What killed Punjab's sports industry? Here's why we import hockey sticks from Pak
While Prime Minister Narendra Modi tries to keep the spotlight on his ‘Make in India’ programme, Punjab’s story, once the top sports manufacturing hub in India, makes for a striking contrast.
In fact, things have gotten so bad that the players of the sports industry in Jalandhar now import the most major component of India’s national game – the hockey stick – from Pakistan in a big way.
This is simply yet another reason why Punjab’s economy is in trouble.
Sports industrialists in Jalandhar, which was once at the top of sports manufacturing in the country, are now looking for help from the government to revive the ailing industry, which has eroded over the past three decades.
In the city, every party has made election promises along this line and the Congress has even fielded former Olympian Pargat Singh from Jalandhar (Cantt) constituency.
The steady decline
It needs to be understood why the sports industry has declined to such a low point.
During the ‘80s and ‘90s, when militancy was on an upsurge, the industry began to partially shift from Jalandhar to Meerut.
But what has hit the industry hardest has been the failure of successive state governments to address their concerns.
“There is a Value Added Tax (VAT) of 6.50% on the sports goods manufactured here while the VAT in Meerut and Jammu and Kashmir is zero. The government has failed to give any reason for VAT imposition till now. We are just looking forward to the GST regime with the hope that it will provide us with a level playing field,” says Vijay Dhir, the convener of Khel Udyog Sangh.
He said that things would only improve when the government begins to treat sports as a part and parcel of the education system and makes sports goods tax free.
Dhir spoke of how the ban on export of willow from Jammu and Kashmir has hit units manufacturing cricket bats hard, forcing them to buy bats manufactured in Kathua or Jammu.
This means that only 20 of around 100 bat manufacturing units operate now.
According to industrialists, manufacturing of hockey sporting goods is one its last legs. The composite hockey stick, made in fibre and manufactured in Pakistan, has now become immensely popular among those playing competitive hockey.
“While our experts were busy doing research on improving the quality of our hockey sticks, the Pakistani variety not only entered but also captured the market. A lot many of us import these sticks and market them under Indian names like 'Sachin'. And even the import is not easy. We had imported two samples from Pakistan which were delivered to us almost after one year since our authorities were busy inspecting the papers,” said one of the sports manufacturers.
The fibre hockey stick, made in Pakistan, has become immensely popular with professionals players
Even football manufacturing has slipped out of Jalandhar. “Our labour is expensive while it is available at a lesser price in Meerut. The same is the case with Pakistan. Hence our exports have come down and the exports from Pakistan are shooting up,” said an industrialist.

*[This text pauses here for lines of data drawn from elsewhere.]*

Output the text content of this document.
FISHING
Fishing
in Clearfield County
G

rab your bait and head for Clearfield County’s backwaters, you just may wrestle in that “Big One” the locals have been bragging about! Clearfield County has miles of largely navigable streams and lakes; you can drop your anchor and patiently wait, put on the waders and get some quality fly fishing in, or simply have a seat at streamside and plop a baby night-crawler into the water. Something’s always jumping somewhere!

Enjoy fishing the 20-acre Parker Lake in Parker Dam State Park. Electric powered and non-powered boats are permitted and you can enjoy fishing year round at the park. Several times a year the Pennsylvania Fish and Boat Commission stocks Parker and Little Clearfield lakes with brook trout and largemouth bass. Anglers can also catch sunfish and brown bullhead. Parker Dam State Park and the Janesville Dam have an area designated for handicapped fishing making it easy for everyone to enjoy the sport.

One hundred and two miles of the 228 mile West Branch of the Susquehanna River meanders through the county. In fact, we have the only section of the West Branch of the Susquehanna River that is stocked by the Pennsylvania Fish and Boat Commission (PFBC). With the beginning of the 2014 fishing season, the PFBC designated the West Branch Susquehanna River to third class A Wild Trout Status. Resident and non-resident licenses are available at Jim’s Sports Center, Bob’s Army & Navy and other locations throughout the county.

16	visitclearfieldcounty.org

He pointed out that earlier Jalandhar accounted for 70% of sports goods manufacturing while Meerut accounted for the remaining 30%. But now the trends have reversed with Meerut accounting for 60% while Jalandhar's share has fallen to 40%.
“The discrimination is not confined just to VAT. At no other places have the sports manufacturers been bogged down by filing thee 'C' form for refund of VAT or by the Central Sales Tax,” pointed Dhir.
A question of survival
With cheaper sports goods coming from China, survival has become all the more difficult. As a result, manufacturers of sports goods have gone from being traders and exporters to importers.
“What can a person do when the banks offer you loan at a rate of 13% for industrial purposes? It is the spirit of Punjabis that has led to this industry surviving till now. Otherwise all the odds are against them. The raw material comes from outside Punjab. The labour too comes from outside. And then the finished product too is sent outside. On top of this is the adverse policies of the government,” says Dhir.
Many believe that neither the Akalis nor the local BJP leaders have any sympathy for their cause
Even at this point of time with the industry at a low, it still employs around two lakh people. Jaladhar’s Sports Market in houses no less than 2,000 shops.
And if this was not enough, demonetisation hit the industry hard. This turn of events has led to a firm belief among a majority of sports industrialists in Jalandhar that neither the Akalis nor the local BJP leaders have any sympathy for their cause.
“We had decided to vote for anyone but the Akalis. We still fear that they might come back since the poll arithmetic is in their favour as opposition votes will split between Aam Aadmi Party (AAP) and the Congress. Not that we are very sure that the other two parties will do something for us but we have some hope from them,” says an entrepreneur dealing in gym equipment.